Updated: May 30, 2019
The “cherries” in this poem represent three things. First, they are a reference to verses talking about good trees bearing good fruit, secondly, a metaphor for virginity, and lastly a representation of cherry-picking both in reference to selective biblical literalism and also to grey areas in general.
Any word that represents God or the elders is capitalized as the elders in the story believed they remained holy after committing their sins and continued to play God by sentencing the woman to death for her “sins”. The harvest is a reference to parables in the bible where judgement is represented by the harvest. By wearing His skin they are using their authority to justify and cover up their sins to appear holy. The last two lines of the first stanza contrast each other. The elders are represented in the capitalized Lamb, while Susanna’s blood is on every doorpost, a reference to the passover lamb. Essentially, even though Susanna is actually innocent but because the elders hide under the guise of holiness, Susanna is sentenced to death.
Assault and harassment aren’t always physical, manipulation and psychological abuse can be just as damaging. The second stanza is basically saying that while Susanna never came in contact with the elders (in the bible, in art the elders are always physically harassing Susanna), the elders simply claiming she did caused her to be seen as impure (bruised fruit), something worthy of death.

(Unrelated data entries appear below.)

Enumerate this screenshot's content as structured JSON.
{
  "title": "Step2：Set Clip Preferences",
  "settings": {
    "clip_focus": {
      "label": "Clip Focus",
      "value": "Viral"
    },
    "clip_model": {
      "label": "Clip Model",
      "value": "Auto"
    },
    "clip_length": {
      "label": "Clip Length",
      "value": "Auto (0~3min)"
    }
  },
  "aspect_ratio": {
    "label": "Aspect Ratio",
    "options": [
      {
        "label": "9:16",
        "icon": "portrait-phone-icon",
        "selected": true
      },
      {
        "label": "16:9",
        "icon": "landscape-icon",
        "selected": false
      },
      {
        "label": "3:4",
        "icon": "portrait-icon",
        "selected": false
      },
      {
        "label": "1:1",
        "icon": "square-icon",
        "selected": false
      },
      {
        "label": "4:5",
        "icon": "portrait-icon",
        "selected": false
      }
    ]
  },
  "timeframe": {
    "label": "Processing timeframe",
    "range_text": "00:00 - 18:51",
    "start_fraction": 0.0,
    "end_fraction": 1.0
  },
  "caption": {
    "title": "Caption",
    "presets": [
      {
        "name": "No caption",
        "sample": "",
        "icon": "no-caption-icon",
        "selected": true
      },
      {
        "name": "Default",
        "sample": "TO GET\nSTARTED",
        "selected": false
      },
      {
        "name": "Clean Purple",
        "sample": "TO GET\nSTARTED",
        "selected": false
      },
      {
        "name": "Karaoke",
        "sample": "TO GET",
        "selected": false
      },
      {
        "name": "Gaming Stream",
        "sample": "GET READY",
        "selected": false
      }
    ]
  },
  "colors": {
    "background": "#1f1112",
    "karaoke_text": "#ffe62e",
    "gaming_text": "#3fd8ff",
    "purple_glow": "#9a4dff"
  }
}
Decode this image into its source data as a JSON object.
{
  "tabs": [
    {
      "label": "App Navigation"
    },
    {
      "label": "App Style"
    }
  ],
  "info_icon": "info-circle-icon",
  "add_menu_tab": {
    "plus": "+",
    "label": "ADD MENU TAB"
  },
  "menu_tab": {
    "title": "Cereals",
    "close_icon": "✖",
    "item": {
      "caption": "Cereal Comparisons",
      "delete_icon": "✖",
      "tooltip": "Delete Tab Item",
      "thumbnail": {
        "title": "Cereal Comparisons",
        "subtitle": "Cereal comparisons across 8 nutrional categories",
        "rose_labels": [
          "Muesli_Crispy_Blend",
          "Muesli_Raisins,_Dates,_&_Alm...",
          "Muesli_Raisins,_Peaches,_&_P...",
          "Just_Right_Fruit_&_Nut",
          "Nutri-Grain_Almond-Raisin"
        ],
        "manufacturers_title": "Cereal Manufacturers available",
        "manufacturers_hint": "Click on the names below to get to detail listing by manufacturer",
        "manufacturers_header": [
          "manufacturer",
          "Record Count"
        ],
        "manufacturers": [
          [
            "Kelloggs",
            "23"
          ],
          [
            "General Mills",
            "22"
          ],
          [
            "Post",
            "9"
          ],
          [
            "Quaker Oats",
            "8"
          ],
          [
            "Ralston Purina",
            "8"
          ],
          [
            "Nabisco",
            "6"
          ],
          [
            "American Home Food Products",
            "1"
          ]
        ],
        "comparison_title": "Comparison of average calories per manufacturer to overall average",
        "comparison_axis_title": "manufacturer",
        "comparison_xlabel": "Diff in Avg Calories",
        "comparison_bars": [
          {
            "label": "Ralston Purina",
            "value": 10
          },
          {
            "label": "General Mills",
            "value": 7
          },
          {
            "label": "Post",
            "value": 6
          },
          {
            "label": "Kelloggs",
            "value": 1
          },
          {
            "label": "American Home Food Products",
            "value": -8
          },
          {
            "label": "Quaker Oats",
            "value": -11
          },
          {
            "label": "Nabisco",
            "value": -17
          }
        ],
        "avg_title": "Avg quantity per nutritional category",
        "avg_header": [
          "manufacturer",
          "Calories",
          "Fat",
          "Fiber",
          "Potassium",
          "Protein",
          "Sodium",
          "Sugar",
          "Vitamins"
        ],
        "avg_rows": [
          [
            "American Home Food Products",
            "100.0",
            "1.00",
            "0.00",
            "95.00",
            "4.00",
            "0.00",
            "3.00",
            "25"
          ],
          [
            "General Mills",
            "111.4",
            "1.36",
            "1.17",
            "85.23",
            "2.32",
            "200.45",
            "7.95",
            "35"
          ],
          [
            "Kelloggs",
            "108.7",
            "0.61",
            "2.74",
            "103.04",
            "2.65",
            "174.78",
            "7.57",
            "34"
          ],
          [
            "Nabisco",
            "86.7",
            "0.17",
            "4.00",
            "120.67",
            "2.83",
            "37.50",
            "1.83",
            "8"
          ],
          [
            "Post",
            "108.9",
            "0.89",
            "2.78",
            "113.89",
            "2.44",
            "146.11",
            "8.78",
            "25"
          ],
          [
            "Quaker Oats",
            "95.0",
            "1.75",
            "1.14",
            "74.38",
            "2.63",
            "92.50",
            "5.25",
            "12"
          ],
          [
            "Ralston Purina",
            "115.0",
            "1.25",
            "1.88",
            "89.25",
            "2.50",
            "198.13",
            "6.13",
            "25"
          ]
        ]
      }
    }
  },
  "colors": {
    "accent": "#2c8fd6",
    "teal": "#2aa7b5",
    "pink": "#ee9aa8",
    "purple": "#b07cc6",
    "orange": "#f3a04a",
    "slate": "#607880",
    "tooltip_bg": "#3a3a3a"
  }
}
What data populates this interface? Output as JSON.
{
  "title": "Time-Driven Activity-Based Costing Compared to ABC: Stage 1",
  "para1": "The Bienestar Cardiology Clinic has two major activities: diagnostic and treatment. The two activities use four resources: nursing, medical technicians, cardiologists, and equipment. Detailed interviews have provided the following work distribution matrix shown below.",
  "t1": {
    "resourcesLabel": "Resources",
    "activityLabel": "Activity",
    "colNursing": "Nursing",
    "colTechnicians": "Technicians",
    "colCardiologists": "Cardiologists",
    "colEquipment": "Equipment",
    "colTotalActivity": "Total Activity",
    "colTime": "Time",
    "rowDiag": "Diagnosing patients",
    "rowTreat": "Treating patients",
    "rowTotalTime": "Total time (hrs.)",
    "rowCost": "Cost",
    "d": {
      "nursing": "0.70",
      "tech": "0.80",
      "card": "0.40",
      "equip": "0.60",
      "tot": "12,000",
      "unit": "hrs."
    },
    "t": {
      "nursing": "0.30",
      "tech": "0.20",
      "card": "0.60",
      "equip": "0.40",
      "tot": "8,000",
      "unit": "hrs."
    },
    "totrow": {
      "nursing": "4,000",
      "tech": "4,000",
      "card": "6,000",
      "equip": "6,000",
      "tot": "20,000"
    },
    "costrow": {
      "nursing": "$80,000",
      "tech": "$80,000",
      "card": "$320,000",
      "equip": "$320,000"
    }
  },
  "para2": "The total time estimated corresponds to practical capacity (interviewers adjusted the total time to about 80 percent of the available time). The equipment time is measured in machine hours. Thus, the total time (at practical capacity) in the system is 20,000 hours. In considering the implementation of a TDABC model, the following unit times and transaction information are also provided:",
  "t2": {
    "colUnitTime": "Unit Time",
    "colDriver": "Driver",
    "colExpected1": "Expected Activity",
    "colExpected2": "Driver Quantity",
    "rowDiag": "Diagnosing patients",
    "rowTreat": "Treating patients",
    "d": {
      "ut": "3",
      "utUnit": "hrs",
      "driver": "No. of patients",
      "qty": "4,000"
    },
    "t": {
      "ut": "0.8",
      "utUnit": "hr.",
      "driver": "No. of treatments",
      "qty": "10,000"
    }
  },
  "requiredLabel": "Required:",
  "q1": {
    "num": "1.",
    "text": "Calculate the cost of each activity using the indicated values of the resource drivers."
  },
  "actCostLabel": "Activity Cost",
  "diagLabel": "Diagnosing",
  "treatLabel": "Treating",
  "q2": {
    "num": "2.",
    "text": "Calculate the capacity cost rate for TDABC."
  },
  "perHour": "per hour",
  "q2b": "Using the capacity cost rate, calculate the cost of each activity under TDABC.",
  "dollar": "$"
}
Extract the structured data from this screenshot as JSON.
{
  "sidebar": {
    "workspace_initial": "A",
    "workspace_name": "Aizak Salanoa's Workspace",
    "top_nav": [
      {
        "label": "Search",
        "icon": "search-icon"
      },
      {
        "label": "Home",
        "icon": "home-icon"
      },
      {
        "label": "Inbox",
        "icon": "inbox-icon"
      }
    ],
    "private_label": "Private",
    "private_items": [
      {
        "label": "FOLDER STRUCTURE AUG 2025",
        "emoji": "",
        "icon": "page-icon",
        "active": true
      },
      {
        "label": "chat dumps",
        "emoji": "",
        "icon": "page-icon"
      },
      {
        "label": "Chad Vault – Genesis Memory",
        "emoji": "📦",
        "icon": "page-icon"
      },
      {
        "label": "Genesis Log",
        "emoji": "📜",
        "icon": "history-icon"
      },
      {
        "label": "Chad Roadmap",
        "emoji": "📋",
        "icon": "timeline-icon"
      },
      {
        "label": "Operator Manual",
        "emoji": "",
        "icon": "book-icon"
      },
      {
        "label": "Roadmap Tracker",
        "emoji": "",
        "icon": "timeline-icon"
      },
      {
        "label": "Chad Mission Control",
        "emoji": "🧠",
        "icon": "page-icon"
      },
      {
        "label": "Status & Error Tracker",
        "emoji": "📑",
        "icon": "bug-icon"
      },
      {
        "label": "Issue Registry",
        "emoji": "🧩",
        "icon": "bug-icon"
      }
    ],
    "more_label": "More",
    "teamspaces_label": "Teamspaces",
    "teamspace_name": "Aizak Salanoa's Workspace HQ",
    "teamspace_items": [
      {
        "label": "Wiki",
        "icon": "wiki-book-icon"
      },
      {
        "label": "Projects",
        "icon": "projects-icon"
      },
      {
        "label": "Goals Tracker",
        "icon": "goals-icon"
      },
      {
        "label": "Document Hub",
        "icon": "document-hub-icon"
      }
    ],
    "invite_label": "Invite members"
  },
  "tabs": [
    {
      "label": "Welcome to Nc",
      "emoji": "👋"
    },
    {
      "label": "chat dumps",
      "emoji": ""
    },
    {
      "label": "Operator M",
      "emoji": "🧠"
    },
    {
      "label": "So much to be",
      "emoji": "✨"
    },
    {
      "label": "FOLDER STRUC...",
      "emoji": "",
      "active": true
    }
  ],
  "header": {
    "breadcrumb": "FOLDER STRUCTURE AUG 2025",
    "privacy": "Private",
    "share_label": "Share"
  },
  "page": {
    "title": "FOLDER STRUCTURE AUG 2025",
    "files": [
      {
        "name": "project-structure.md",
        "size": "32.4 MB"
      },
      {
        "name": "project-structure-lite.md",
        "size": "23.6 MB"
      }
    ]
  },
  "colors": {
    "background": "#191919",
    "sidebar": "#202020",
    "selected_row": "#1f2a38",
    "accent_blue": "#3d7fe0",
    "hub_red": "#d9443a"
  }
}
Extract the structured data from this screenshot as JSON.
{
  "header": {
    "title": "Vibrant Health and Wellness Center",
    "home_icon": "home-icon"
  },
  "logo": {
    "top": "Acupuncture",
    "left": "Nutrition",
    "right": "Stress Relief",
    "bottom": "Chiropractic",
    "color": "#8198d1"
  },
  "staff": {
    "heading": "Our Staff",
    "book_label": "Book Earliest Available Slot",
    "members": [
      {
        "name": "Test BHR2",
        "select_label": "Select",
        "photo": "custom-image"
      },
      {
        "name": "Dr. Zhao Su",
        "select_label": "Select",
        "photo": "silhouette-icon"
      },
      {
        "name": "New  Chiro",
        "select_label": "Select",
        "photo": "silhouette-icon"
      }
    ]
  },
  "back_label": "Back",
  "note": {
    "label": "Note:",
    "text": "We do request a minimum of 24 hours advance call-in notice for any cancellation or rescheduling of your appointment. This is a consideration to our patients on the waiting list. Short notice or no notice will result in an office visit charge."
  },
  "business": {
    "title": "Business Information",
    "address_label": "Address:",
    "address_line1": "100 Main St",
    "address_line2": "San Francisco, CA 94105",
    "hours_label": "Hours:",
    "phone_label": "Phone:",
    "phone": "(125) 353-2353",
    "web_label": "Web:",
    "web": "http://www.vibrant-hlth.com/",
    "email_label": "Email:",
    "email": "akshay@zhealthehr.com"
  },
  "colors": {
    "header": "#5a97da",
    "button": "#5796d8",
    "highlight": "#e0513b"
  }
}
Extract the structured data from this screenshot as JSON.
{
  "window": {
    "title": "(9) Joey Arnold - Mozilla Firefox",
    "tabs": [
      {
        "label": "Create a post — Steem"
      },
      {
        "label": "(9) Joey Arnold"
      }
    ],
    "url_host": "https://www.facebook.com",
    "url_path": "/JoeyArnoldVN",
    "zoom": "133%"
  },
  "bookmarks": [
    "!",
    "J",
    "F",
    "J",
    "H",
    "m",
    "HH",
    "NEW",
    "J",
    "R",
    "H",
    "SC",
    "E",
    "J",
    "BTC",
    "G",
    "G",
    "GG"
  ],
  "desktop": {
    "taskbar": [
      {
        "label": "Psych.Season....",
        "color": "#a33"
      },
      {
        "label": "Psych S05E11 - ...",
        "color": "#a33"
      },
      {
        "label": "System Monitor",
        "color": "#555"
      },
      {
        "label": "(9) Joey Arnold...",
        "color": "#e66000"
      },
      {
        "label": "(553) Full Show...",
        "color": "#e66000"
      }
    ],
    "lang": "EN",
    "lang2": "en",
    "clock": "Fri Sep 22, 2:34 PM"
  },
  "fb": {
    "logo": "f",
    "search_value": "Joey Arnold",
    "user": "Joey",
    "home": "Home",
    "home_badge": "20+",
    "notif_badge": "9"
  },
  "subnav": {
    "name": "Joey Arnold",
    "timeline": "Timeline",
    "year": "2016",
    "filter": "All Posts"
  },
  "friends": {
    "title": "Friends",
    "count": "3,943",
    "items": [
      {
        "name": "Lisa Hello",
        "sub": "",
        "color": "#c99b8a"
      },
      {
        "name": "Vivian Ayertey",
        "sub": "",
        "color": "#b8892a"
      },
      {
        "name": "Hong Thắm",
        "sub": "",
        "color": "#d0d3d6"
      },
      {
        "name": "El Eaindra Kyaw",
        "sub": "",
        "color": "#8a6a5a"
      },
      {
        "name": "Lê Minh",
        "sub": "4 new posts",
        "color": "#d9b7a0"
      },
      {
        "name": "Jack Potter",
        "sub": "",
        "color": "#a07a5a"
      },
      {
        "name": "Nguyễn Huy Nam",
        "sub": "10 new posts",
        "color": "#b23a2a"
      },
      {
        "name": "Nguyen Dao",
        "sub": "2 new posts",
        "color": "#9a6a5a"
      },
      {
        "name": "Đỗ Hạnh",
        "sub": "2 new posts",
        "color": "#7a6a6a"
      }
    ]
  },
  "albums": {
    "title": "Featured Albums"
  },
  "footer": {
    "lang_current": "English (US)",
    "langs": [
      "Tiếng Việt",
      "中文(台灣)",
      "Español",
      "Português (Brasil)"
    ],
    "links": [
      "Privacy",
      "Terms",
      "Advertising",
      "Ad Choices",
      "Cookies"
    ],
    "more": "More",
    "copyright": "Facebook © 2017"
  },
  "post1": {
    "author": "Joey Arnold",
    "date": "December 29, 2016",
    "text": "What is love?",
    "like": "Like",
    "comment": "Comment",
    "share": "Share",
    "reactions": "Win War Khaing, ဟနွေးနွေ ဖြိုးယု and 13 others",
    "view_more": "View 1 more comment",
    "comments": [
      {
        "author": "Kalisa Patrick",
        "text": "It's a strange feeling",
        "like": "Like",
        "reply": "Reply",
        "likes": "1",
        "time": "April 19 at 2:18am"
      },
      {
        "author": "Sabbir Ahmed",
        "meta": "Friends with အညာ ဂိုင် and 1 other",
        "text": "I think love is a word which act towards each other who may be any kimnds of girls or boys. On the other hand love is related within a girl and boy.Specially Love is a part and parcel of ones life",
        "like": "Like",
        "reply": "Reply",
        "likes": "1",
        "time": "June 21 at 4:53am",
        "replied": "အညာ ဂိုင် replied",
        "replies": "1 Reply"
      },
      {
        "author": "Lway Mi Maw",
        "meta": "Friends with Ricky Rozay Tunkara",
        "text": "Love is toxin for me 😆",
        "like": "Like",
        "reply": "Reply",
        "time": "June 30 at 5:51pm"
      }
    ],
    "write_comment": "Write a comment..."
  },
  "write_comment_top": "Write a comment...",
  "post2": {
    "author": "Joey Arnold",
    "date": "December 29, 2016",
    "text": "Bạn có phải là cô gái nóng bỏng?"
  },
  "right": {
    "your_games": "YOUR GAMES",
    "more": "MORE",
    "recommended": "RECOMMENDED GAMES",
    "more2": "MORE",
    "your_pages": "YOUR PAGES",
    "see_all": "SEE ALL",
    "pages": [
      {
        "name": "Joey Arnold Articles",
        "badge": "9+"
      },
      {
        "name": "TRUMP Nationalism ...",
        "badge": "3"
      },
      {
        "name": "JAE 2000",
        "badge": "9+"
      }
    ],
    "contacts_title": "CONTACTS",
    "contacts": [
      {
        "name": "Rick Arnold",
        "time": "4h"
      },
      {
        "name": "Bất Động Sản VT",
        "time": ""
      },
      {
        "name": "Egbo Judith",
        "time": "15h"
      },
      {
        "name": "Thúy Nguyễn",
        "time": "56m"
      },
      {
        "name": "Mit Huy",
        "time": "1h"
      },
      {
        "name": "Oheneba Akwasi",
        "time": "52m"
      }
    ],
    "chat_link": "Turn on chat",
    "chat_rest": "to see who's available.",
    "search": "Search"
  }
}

The bible is pretty clear about who is to blame in cases of rape. If a woman is raped and doesn’t scream she is to be put to death. If a woman bears false witness, she is also put to death. Susanna is placed into a common paradox where both having sex and not having sex are punishable, the virgin-whore dichotomy or Madonna-whore complex. The Madonna-whore complex is a Freudian idea that essentially states that men will never respect women they lust after and will never lust after women they respect. This is perpetuated by Naomi who highlights that this paradox results in women having to handle the worst aspects of both sides of the spectrum. Women are treated as sexual objects, there are countless stories of men becoming violent when being denied sex and countless people who still believe women owe men sex. However, if they actually have sex they are no longer valued, respected, or worthy of a serious relationship. Men are allowed (and expected) to have as much sex as they please but still expect to marry someone "pure". Despite being willing to "defile" other women, they are not willing to have a serious relationship with someone "defiled". If Susanna has sex with the elders, they say they will not tell anyone and she will not be punished by law or socially condemned (but will be guilty in the eyes of God) if she doesn’t have sex with them, she will be punished by law and be de-valued in the eyes of the public but remain innocent with God. Susanna knows that the elders' word will always be taken against hers but trusts that being right with God is the better option.
The “trees” in the fourth stanza continue the reference to the harvest and “good trees bear good fruit” verses, but also literally represent the line of questioning the elders face. They are asked what tree they found Susanna with her lover, if they both choose the right tree, the trial will be in their favor, if not, they are proved to be lying. By choosing the wrong tree, Susanna’s purity is proven.
Pick wisely again references both cherry picking and literally picking the correct tree or correct verdict.